Per entrambi non esiste nessuna misura di umanità.
Bensì una caparbietà a valersi dei mezzi di informazione asserviti, a mandare in onda sempre e solo il leit motiv della provocazione altrui, come se il resto dell’umanità diverso da loro, provocasse per il gusto di provocare, senza nessuna ragione.
Se non si deve giustificare nessun atto di violenza, nemmeno si giustifica chi crede che la si sani con altrettanta e ancor peggiore violenza.
Volevo fare con questo scritto gli auguri per il Nuovo Anno, ma poi, mi ha preso la mano la constatazione di quello che ha portato questo, di Anno, mentre si avvia a terminare.
E mi sono sentita spiazzata.
Quando ho visto un traboccare di pura follia, lì tra le aule dell’università di Praga, nel cuore grande e pieno di saggezza della vecchia Mitteleuropa - come se non bastasse la fatica quotidiana di dover convivere con le notizie della follia della guerra - ho proprio pensato che non ci sia un limite al male.
Si può, però, non voler cedere alla menzogna.
Come diceva nel ’74, poco prima dell’esilio, il grande Solgenitsin
A cominciare dalle nostre case, dai nostri rapporti personali.
Dalle nostre famiglie e dai nostri amici.
Non permettere alla menzogna di penetrare in questi microambiti: questa è la risorsa per impedire, da parte nostra, che essa dilaghi anche là dove operativamente non possiamo fare nulla.
Papa Benedetto XVI nella sua Caritas in veritate dice: “Non si tratta di morale meramente individuale, anche quando si parla semplicemente della coppia, di un uomo e di una donna che si accolgono reciprocamente nella distinzione e nella reciprocità, e si aprono per questo alla vita: infatti esistono forti legami tra etica della vita ed etica sociale”.
Solo un’etica della vita che ci permette di non ‘vedere nell’altro sempre e soltanto l’altro’, ma di “scoprire veramente questo altro e maturare una cura dell’altro e per l’altro” (Deus caritas est, 18).
Quando ci rivolgiamo ai nostri cari in famiglia come a puri strumenti funzionali alle nostre piccinerie ed egoismi -sia pur ammantati di slogan o traboccanti regali di Natale - stiamo contribuendo a rendere impossibile e impraticabile l’etica a quegli ‘alti livelli’ a cui noi non saremo mai - forse - chiamati a decidere.
L’invito e l’augurio per il Nuovo Anno, quindi - assieme a Benedetto XVI, di cui non posso non ricordare la dipartita, esattamente domani rispetto al momento in cui sto scrivendo - è quello di diventare consapevoli che: “Senza verità, senza fiducia ed amore per il vero, non c’è coscienza e responsabilità sociale.

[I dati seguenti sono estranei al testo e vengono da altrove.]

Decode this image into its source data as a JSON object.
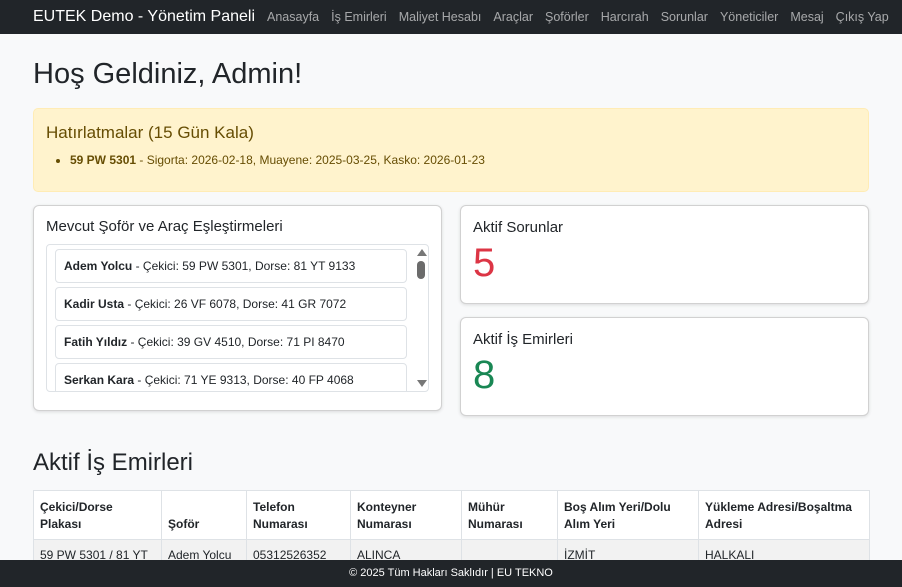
{
  "navbar": {
    "brand": "EUTEK Demo - Yönetim Paneli",
    "links": [
      "Anasayfa",
      "İş Emirleri",
      "Maliyet Hesabı",
      "Araçlar",
      "Şoförler",
      "Harcırah",
      "Sorunlar",
      "Yöneticiler",
      "Mesaj",
      "Çıkış Yap"
    ]
  },
  "page_title": "Hoş Geldiniz, Admin!",
  "reminders": {
    "title": "Hatırlatmalar (15 Gün Kala)",
    "items": [
      {
        "plate": "59 PW 5301",
        "details": " - Sigorta: 2026-02-18, Muayene: 2025-03-25, Kasko: 2026-01-23"
      }
    ]
  },
  "pairings": {
    "title": "Mevcut Şoför ve Araç Eşleştirmeleri",
    "items": [
      {
        "driver": "Adem Yolcu",
        "details": " - Çekici: 59 PW 5301, Dorse: 81 YT 9133"
      },
      {
        "driver": "Kadir Usta",
        "details": " - Çekici: 26 VF 6078, Dorse: 41 GR 7072"
      },
      {
        "driver": "Fatih Yıldız",
        "details": " - Çekici: 39 GV 4510, Dorse: 71 PI 8470"
      },
      {
        "driver": "Serkan Kara",
        "details": " - Çekici: 71 YE 9313, Dorse: 40 FP 4068"
      }
    ]
  },
  "stats": {
    "issues_label": "Aktif Sorunlar",
    "issues_value": "5",
    "orders_label": "Aktif İş Emirleri",
    "orders_value": "8"
  },
  "orders_table": {
    "title": "Aktif İş Emirleri",
    "headers": [
      "Çekici/Dorse Plakası",
      "Şoför",
      "Telefon Numarası",
      "Konteyner Numarası",
      "Mühür Numarası",
      "Boş Alım Yeri/Dolu Alım Yeri",
      "Yükleme Adresi/Boşaltma Adresi"
    ],
    "rows": [
      [
        "59 PW 5301 / 81 YT",
        "Adem Yolcu",
        "05312526352",
        "ALINCA",
        "",
        "İZMİT",
        "HALKALI"
      ]
    ]
  },
  "footer": "© 2025 Tüm Hakları Saklıdır | EU TEKNO"
}
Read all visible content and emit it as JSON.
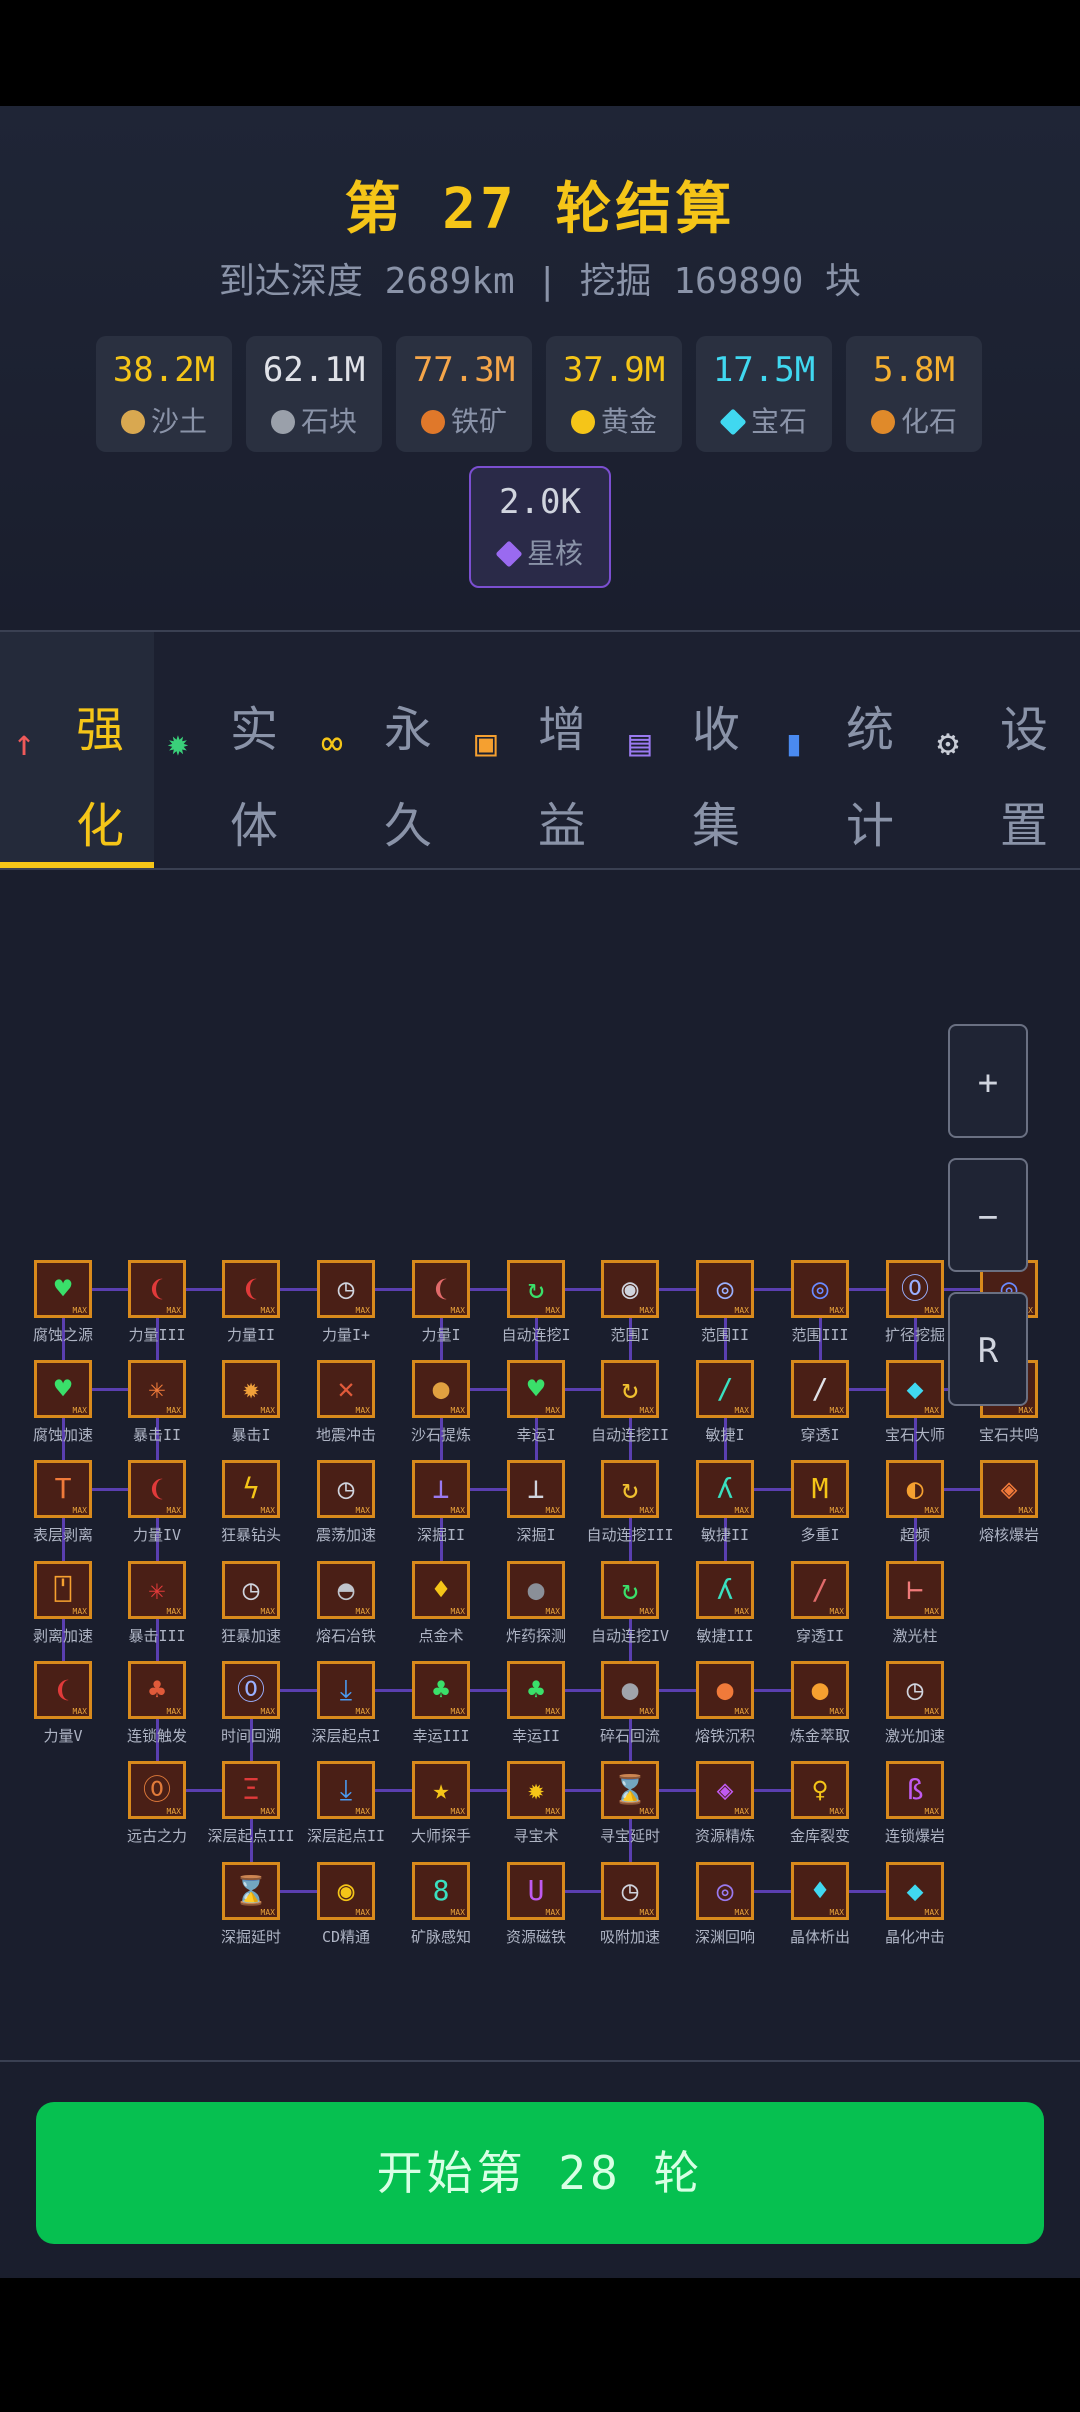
{
  "title": "第 27 轮结算",
  "subtitle": "到达深度 2689km | 挖掘 169890 块",
  "resources": [
    {
      "value": "38.2M",
      "label": "沙土",
      "color": "#f5c518",
      "icon": "sand-icon",
      "icon_color": "#d9a850"
    },
    {
      "value": "62.1M",
      "label": "石块",
      "color": "#e0e2e8",
      "icon": "stone-icon",
      "icon_color": "#9aa0aa"
    },
    {
      "value": "77.3M",
      "label": "铁矿",
      "color": "#f5a64a",
      "icon": "iron-ore-icon",
      "icon_color": "#e0782a"
    },
    {
      "value": "37.9M",
      "label": "黄金",
      "color": "#f5c518",
      "icon": "gold-icon",
      "icon_color": "#f5c518"
    },
    {
      "value": "17.5M",
      "label": "宝石",
      "color": "#40d8f0",
      "icon": "gem-icon",
      "icon_color": "#40d8f0"
    },
    {
      "value": "5.8M",
      "label": "化石",
      "color": "#f5b030",
      "icon": "fossil-icon",
      "icon_color": "#e08a2a"
    },
    {
      "value": "2.0K",
      "label": "星核",
      "color": "#d0d4de",
      "icon": "star-core-icon",
      "icon_color": "#9a6af0"
    }
  ],
  "tabs": [
    {
      "label": "强化",
      "icon": "↑",
      "icon_color": "#f05a5a",
      "active": true
    },
    {
      "label": "实体",
      "icon": "✹",
      "icon_color": "#3ad07a",
      "active": false
    },
    {
      "label": "永久",
      "icon": "∞",
      "icon_color": "#f5c518",
      "active": false
    },
    {
      "label": "增益",
      "icon": "▣",
      "icon_color": "#f5a030",
      "active": false
    },
    {
      "label": "收集",
      "icon": "▤",
      "icon_color": "#9a7af0",
      "active": false
    },
    {
      "label": "统计",
      "icon": "▮",
      "icon_color": "#4a8af0",
      "active": false
    },
    {
      "label": "设置",
      "icon": "⚙",
      "icon_color": "#c8ccd6",
      "active": false
    }
  ],
  "zoom": {
    "plus": "+",
    "minus": "−",
    "reset": "R"
  },
  "nodes": [
    {
      "label": "腐蚀之源",
      "glyph": "♥",
      "color": "#3ae06a"
    },
    {
      "label": "力量III",
      "glyph": "❨",
      "color": "#e03a3a"
    },
    {
      "label": "力量II",
      "glyph": "❨",
      "color": "#e03a3a"
    },
    {
      "label": "力量I+",
      "glyph": "◷",
      "color": "#d0d4de"
    },
    {
      "label": "力量I",
      "glyph": "❨",
      "color": "#e06a6a"
    },
    {
      "label": "自动连挖I",
      "glyph": "↻",
      "color": "#3ae06a"
    },
    {
      "label": "范围I",
      "glyph": "◉",
      "color": "#d0d4de"
    },
    {
      "label": "范围II",
      "glyph": "◎",
      "color": "#9ab0ff"
    },
    {
      "label": "范围III",
      "glyph": "◎",
      "color": "#6a8aff"
    },
    {
      "label": "扩径挖掘",
      "glyph": "⓪",
      "color": "#9ab0ff"
    },
    {
      "label": "",
      "glyph": "◎",
      "color": "#6a8aff"
    },
    {
      "label": "腐蚀加速",
      "glyph": "♥",
      "color": "#3ae06a"
    },
    {
      "label": "暴击II",
      "glyph": "✳",
      "color": "#f07a3a"
    },
    {
      "label": "暴击I",
      "glyph": "✹",
      "color": "#f0a03a"
    },
    {
      "label": "地震冲击",
      "glyph": "✕",
      "color": "#e05a3a"
    },
    {
      "label": "沙石提炼",
      "glyph": "●",
      "color": "#e0a040"
    },
    {
      "label": "幸运I",
      "glyph": "♥",
      "color": "#3ae06a"
    },
    {
      "label": "自动连挖II",
      "glyph": "↻",
      "color": "#f0c030"
    },
    {
      "label": "敏捷I",
      "glyph": "/",
      "color": "#3ae0c0"
    },
    {
      "label": "穿透I",
      "glyph": "/",
      "color": "#e0e2e8"
    },
    {
      "label": "宝石大师",
      "glyph": "◆",
      "color": "#40d8f0"
    },
    {
      "label": "宝石共鸣",
      "glyph": "◆",
      "color": "#40a8c0"
    },
    {
      "label": "表层剥离",
      "glyph": "T",
      "color": "#f07a3a"
    },
    {
      "label": "力量IV",
      "glyph": "❨",
      "color": "#e03a3a"
    },
    {
      "label": "狂暴钻头",
      "glyph": "ϟ",
      "color": "#f5c518"
    },
    {
      "label": "震荡加速",
      "glyph": "◷",
      "color": "#d0d4de"
    },
    {
      "label": "深掘II",
      "glyph": "⊥",
      "color": "#9a7af0"
    },
    {
      "label": "深掘I",
      "glyph": "⊥",
      "color": "#d0d4de"
    },
    {
      "label": "自动连挖III",
      "glyph": "↻",
      "color": "#f0c030"
    },
    {
      "label": "敏捷II",
      "glyph": "ʎ",
      "color": "#3ae0c0"
    },
    {
      "label": "多重I",
      "glyph": "M",
      "color": "#f5c518"
    },
    {
      "label": "超频",
      "glyph": "◐",
      "color": "#f5a030"
    },
    {
      "label": "熔核爆岩",
      "glyph": "◈",
      "color": "#f07a3a"
    },
    {
      "label": "剥离加速",
      "glyph": "⍞",
      "color": "#f5a030"
    },
    {
      "label": "暴击III",
      "glyph": "✳",
      "color": "#e03a3a"
    },
    {
      "label": "狂暴加速",
      "glyph": "◷",
      "color": "#d0d4de"
    },
    {
      "label": "熔石冶铁",
      "glyph": "◓",
      "color": "#c0c4cc"
    },
    {
      "label": "点金术",
      "glyph": "♦",
      "color": "#f5c518"
    },
    {
      "label": "炸药探测",
      "glyph": "●",
      "color": "#8a8f98"
    },
    {
      "label": "自动连挖IV",
      "glyph": "↻",
      "color": "#3ae06a"
    },
    {
      "label": "敏捷III",
      "glyph": "ʎ",
      "color": "#3ae0c0"
    },
    {
      "label": "穿透II",
      "glyph": "/",
      "color": "#e06a6a"
    },
    {
      "label": "激光柱",
      "glyph": "⊢",
      "color": "#f07a7a"
    },
    {
      "label": "力量V",
      "glyph": "❨",
      "color": "#e03a3a"
    },
    {
      "label": "连锁触发",
      "glyph": "♣",
      "color": "#e05a3a"
    },
    {
      "label": "时间回溯",
      "glyph": "⓪",
      "color": "#9ab0ff"
    },
    {
      "label": "深层起点I",
      "glyph": "⤓",
      "color": "#4a9af0"
    },
    {
      "label": "幸运III",
      "glyph": "♣",
      "color": "#3ae06a"
    },
    {
      "label": "幸运II",
      "glyph": "♣",
      "color": "#3ae06a"
    },
    {
      "label": "碎石回流",
      "glyph": "●",
      "color": "#a0a4ac"
    },
    {
      "label": "熔铁沉积",
      "glyph": "●",
      "color": "#f07a3a"
    },
    {
      "label": "炼金萃取",
      "glyph": "●",
      "color": "#f5a030"
    },
    {
      "label": "激光加速",
      "glyph": "◷",
      "color": "#d0d4de"
    },
    {
      "label": "远古之力",
      "glyph": "⓪",
      "color": "#e07a3a"
    },
    {
      "label": "深层起点III",
      "glyph": "Ξ",
      "color": "#e03a3a"
    },
    {
      "label": "深层起点II",
      "glyph": "⤓",
      "color": "#4a9af0"
    },
    {
      "label": "大师探手",
      "glyph": "★",
      "color": "#f5c518"
    },
    {
      "label": "寻宝术",
      "glyph": "✹",
      "color": "#f5c518"
    },
    {
      "label": "寻宝延时",
      "glyph": "⌛",
      "color": "#f5c518"
    },
    {
      "label": "资源精炼",
      "glyph": "◈",
      "color": "#c05af0"
    },
    {
      "label": "金库裂变",
      "glyph": "♀",
      "color": "#f5c518"
    },
    {
      "label": "连锁爆岩",
      "glyph": "ß",
      "color": "#c05af0"
    },
    {
      "label": "深掘延时",
      "glyph": "⌛",
      "color": "#9ab0ff"
    },
    {
      "label": "CD精通",
      "glyph": "◉",
      "color": "#f5c518"
    },
    {
      "label": "矿脉感知",
      "glyph": "8",
      "color": "#3ae0c0"
    },
    {
      "label": "资源磁铁",
      "glyph": "U",
      "color": "#c05af0"
    },
    {
      "label": "吸附加速",
      "glyph": "◷",
      "color": "#d0d4de"
    },
    {
      "label": "深渊回响",
      "glyph": "◎",
      "color": "#9a7af0"
    },
    {
      "label": "晶体析出",
      "glyph": "♦",
      "color": "#40d8f0"
    },
    {
      "label": "晶化冲击",
      "glyph": "◆",
      "color": "#40d8f0"
    }
  ],
  "node_badge": "MAX",
  "start_button": "开始第 28 轮"
}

Senza verità l’agire cade in balìa di interessi e logiche di potere (anche nelle nostre placide famiglie, nota mia), con effetti disgregatori sulla società, tanto più in una società come la nostra in via di globalizzazione e che attraversa momenti difficili come quelli attuali.
Il bene comune, come quello individuale, e adoperarsi per essi è ardore della carità e sapienza della verità.